Mayor Rob Ford says he is looking into how new parking regulations were passed without his knowledge in city council, which would give parking enforcement officers the authority to have a car towed after it accumulated three unpaid parking tickets.

“I’m still figuring out how it got approved and where it got approved in council,” Ford said Monday at city hall. “We’re looking into the reports. I think it was back in October. We’re researching it now.”

The mayor called the new regulations a “cash grab” and said businesses would be the ones hurt the most.

“They’re going after, obviously, the delivery trucks, the couriers,” Ford explained. “They have a job to do. They’ve got to get their product to do the door. Do they inconvenience them? I’m inconvenienced every day. I get stuck behind these but you’ve got to look at the big picture. It’s business. That’s a part of living in a big city.”

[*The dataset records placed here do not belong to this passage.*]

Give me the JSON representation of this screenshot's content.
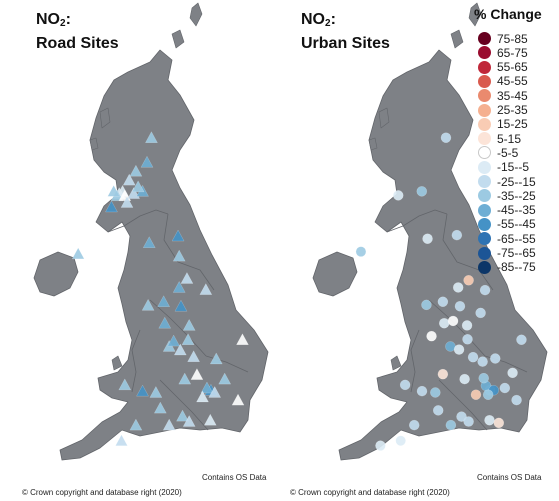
{
  "panels": [
    {
      "id": "road",
      "title_main": "NO",
      "title_sub": "2",
      "title_colon": ":",
      "title_line2": "Road Sites",
      "credit_os": "Contains OS Data",
      "credit_crown": "© Crown copyright and database right (2020)",
      "marker": "triangle",
      "sites": [
        {
          "lon": -2.8,
          "lat": 57.15,
          "change": -35
        },
        {
          "lon": -3.0,
          "lat": 56.6,
          "change": -40
        },
        {
          "lon": -3.5,
          "lat": 56.4,
          "change": -30
        },
        {
          "lon": -3.8,
          "lat": 56.2,
          "change": -25
        },
        {
          "lon": -4.1,
          "lat": 55.95,
          "change": -10
        },
        {
          "lon": -4.25,
          "lat": 55.9,
          "change": -15
        },
        {
          "lon": -4.35,
          "lat": 55.85,
          "change": -35
        },
        {
          "lon": -4.0,
          "lat": 55.85,
          "change": -5
        },
        {
          "lon": -3.6,
          "lat": 55.9,
          "change": -20
        },
        {
          "lon": -3.2,
          "lat": 55.95,
          "change": -40
        },
        {
          "lon": -3.4,
          "lat": 56.05,
          "change": -30
        },
        {
          "lon": -4.6,
          "lat": 55.6,
          "change": -50
        },
        {
          "lon": -3.9,
          "lat": 55.7,
          "change": -25
        },
        {
          "lon": -4.5,
          "lat": 55.95,
          "change": -35
        },
        {
          "lon": -5.9,
          "lat": 54.6,
          "change": -5
        },
        {
          "lon": -6.1,
          "lat": 54.55,
          "change": -30
        },
        {
          "lon": -1.6,
          "lat": 54.95,
          "change": -50
        },
        {
          "lon": -2.9,
          "lat": 54.8,
          "change": -45
        },
        {
          "lon": -1.55,
          "lat": 54.5,
          "change": -35
        },
        {
          "lon": -1.2,
          "lat": 54.0,
          "change": -25
        },
        {
          "lon": -1.55,
          "lat": 53.8,
          "change": -45
        },
        {
          "lon": -2.25,
          "lat": 53.48,
          "change": -40
        },
        {
          "lon": -2.95,
          "lat": 53.4,
          "change": -35
        },
        {
          "lon": -1.47,
          "lat": 53.38,
          "change": -50
        },
        {
          "lon": -0.35,
          "lat": 53.75,
          "change": -25
        },
        {
          "lon": -1.1,
          "lat": 52.95,
          "change": -30
        },
        {
          "lon": -2.0,
          "lat": 52.48,
          "change": -30
        },
        {
          "lon": -1.8,
          "lat": 52.6,
          "change": -40
        },
        {
          "lon": -1.5,
          "lat": 52.4,
          "change": -25
        },
        {
          "lon": -2.2,
          "lat": 53.0,
          "change": -45
        },
        {
          "lon": -1.15,
          "lat": 52.63,
          "change": -35
        },
        {
          "lon": -0.9,
          "lat": 52.25,
          "change": -20
        },
        {
          "lon": 1.3,
          "lat": 52.63,
          "change": -5
        },
        {
          "lon": 0.12,
          "lat": 52.2,
          "change": -35
        },
        {
          "lon": -2.6,
          "lat": 51.45,
          "change": -30
        },
        {
          "lon": -3.2,
          "lat": 51.48,
          "change": -50
        },
        {
          "lon": -4.0,
          "lat": 51.62,
          "change": -30
        },
        {
          "lon": -0.12,
          "lat": 51.5,
          "change": -50
        },
        {
          "lon": -0.3,
          "lat": 51.55,
          "change": -40
        },
        {
          "lon": 0.05,
          "lat": 51.45,
          "change": -25
        },
        {
          "lon": -0.5,
          "lat": 51.35,
          "change": -15
        },
        {
          "lon": -1.3,
          "lat": 51.75,
          "change": -30
        },
        {
          "lon": -1.4,
          "lat": 50.92,
          "change": -35
        },
        {
          "lon": -1.1,
          "lat": 50.8,
          "change": -20
        },
        {
          "lon": -0.15,
          "lat": 50.83,
          "change": -10
        },
        {
          "lon": 1.1,
          "lat": 51.28,
          "change": -5
        },
        {
          "lon": -2.0,
          "lat": 50.72,
          "change": -20
        },
        {
          "lon": -3.5,
          "lat": 50.72,
          "change": -30
        },
        {
          "lon": -4.15,
          "lat": 50.37,
          "change": -25
        },
        {
          "lon": -2.4,
          "lat": 51.1,
          "change": -35
        },
        {
          "lon": 0.5,
          "lat": 51.75,
          "change": -30
        },
        {
          "lon": -0.75,
          "lat": 51.85,
          "change": -5
        }
      ]
    },
    {
      "id": "urban",
      "title_main": "NO",
      "title_sub": "2",
      "title_colon": ":",
      "title_line2": "Urban Sites",
      "credit_os": "Contains OS Data",
      "credit_crown": "© Crown copyright and database right (2020)",
      "marker": "circle",
      "sites": [
        {
          "lon": -2.1,
          "lat": 57.15,
          "change": -20
        },
        {
          "lon": -4.25,
          "lat": 55.86,
          "change": -15
        },
        {
          "lon": -3.19,
          "lat": 55.95,
          "change": -30
        },
        {
          "lon": -5.93,
          "lat": 54.6,
          "change": -35
        },
        {
          "lon": -1.61,
          "lat": 54.97,
          "change": -25
        },
        {
          "lon": -2.93,
          "lat": 54.89,
          "change": -10
        },
        {
          "lon": -1.08,
          "lat": 53.96,
          "change": 20
        },
        {
          "lon": -1.55,
          "lat": 53.8,
          "change": -15
        },
        {
          "lon": -2.24,
          "lat": 53.48,
          "change": -25
        },
        {
          "lon": -2.98,
          "lat": 53.41,
          "change": -30
        },
        {
          "lon": -1.47,
          "lat": 53.38,
          "change": -20
        },
        {
          "lon": -0.34,
          "lat": 53.74,
          "change": -20
        },
        {
          "lon": -1.15,
          "lat": 52.95,
          "change": -15
        },
        {
          "lon": -0.54,
          "lat": 53.23,
          "change": -25
        },
        {
          "lon": -2.18,
          "lat": 53.0,
          "change": -10
        },
        {
          "lon": -1.9,
          "lat": 52.48,
          "change": -40
        },
        {
          "lon": -1.51,
          "lat": 52.41,
          "change": -15
        },
        {
          "lon": -1.13,
          "lat": 52.64,
          "change": -20
        },
        {
          "lon": -2.75,
          "lat": 52.71,
          "change": -5
        },
        {
          "lon": -0.88,
          "lat": 52.24,
          "change": -25
        },
        {
          "lon": 1.3,
          "lat": 52.63,
          "change": -25
        },
        {
          "lon": 0.12,
          "lat": 52.21,
          "change": -20
        },
        {
          "lon": -2.58,
          "lat": 51.45,
          "change": -35
        },
        {
          "lon": -3.18,
          "lat": 51.48,
          "change": -25
        },
        {
          "lon": -3.94,
          "lat": 51.62,
          "change": -20
        },
        {
          "lon": -2.24,
          "lat": 51.86,
          "change": 10
        },
        {
          "lon": -1.26,
          "lat": 51.75,
          "change": -15
        },
        {
          "lon": -0.12,
          "lat": 51.5,
          "change": -40
        },
        {
          "lon": -0.3,
          "lat": 51.6,
          "change": -45
        },
        {
          "lon": 0.05,
          "lat": 51.5,
          "change": -55
        },
        {
          "lon": -0.2,
          "lat": 51.4,
          "change": -30
        },
        {
          "lon": 0.55,
          "lat": 51.55,
          "change": -25
        },
        {
          "lon": 1.08,
          "lat": 51.28,
          "change": -20
        },
        {
          "lon": -0.75,
          "lat": 51.4,
          "change": 15
        },
        {
          "lon": -1.4,
          "lat": 50.91,
          "change": -25
        },
        {
          "lon": -1.08,
          "lat": 50.8,
          "change": -20
        },
        {
          "lon": -0.14,
          "lat": 50.83,
          "change": -15
        },
        {
          "lon": 0.28,
          "lat": 50.77,
          "change": 5
        },
        {
          "lon": -1.88,
          "lat": 50.72,
          "change": -30
        },
        {
          "lon": -3.53,
          "lat": 50.72,
          "change": -25
        },
        {
          "lon": -4.14,
          "lat": 50.37,
          "change": -15
        },
        {
          "lon": -5.05,
          "lat": 50.26,
          "change": -10
        },
        {
          "lon": -2.45,
          "lat": 51.05,
          "change": -20
        },
        {
          "lon": 0.9,
          "lat": 51.89,
          "change": -15
        },
        {
          "lon": -0.45,
          "lat": 52.14,
          "change": -25
        },
        {
          "lon": -1.78,
          "lat": 53.05,
          "change": -5
        },
        {
          "lon": -0.4,
          "lat": 51.77,
          "change": -30
        }
      ]
    }
  ],
  "legend": {
    "title": "% Change",
    "items": [
      {
        "label": "75-85",
        "color": "#67001f"
      },
      {
        "label": "65-75",
        "color": "#9a0d2f"
      },
      {
        "label": "55-65",
        "color": "#c0283a"
      },
      {
        "label": "45-55",
        "color": "#d95a4e"
      },
      {
        "label": "35-45",
        "color": "#ea8a6e"
      },
      {
        "label": "25-35",
        "color": "#f5b090"
      },
      {
        "label": "15-25",
        "color": "#f9ccb4"
      },
      {
        "label": "5-15",
        "color": "#fce4d8"
      },
      {
        "label": "-5-5",
        "color": "#ffffff"
      },
      {
        "label": "-15--5",
        "color": "#dcebf5"
      },
      {
        "label": "-25--15",
        "color": "#c2dcee"
      },
      {
        "label": "-35--25",
        "color": "#9ccae2"
      },
      {
        "label": "-45--35",
        "color": "#6eaed4"
      },
      {
        "label": "-55--45",
        "color": "#4592c6"
      },
      {
        "label": "-65--55",
        "color": "#2e73b3"
      },
      {
        "label": "-75--65",
        "color": "#1c5596"
      },
      {
        "label": "-85--75",
        "color": "#0c3668"
      }
    ]
  },
  "colors": {
    "land": "#7e8186",
    "border": "#62656a"
  }
}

Under the new rules, the city will be able to tow your vehicle if you have three undisputed, unpaid tickets on your record and a fourth is being issued. Click here for a map of where cars end up once they’re towed.

Ford said that drivers deserve to be given some written notice when they have accumulated three unpaid tickets.

“Sometimes if I get a parking ticket I’ll shelve it somewhere. I don’t know if I have outstanding parking tickets, a lot of people don’t, and then you find out your car’s towed?” he said.

There will be a 14-day grace period to pay outstanding tickets before that new law kicks in on Thursday — two days after the city announces the changes.

Parking officers will also be able to issue tickets for expired licence plate tags on parked cars. Previously, police pulled cars over to issue that fine.

And tickets for parking on busy streets during rush hour will more than double to a $150 fixed fine, meaning a judge can’t discount a disputed fine. The old charge was $60.

Ford said the city needs to collect the $3 million it’s owed in outstanding parking fines and that he will be moving a motion at city council to collect it.

“I hate getting parking tickets. We all hate getting, but we have to pay them. We can’t write off $3 million,” he said. “We have to collect that money. I’m going to move (a motion) that we do go out and collect it.”

Coun. Denzil Minnan-Wong, chair of the public works committee, will announce the new rules, dubbed City of Toronto’s Reducing Traffic Congestion Parking Regulations Program, at a news conference on Tuesday afternoon.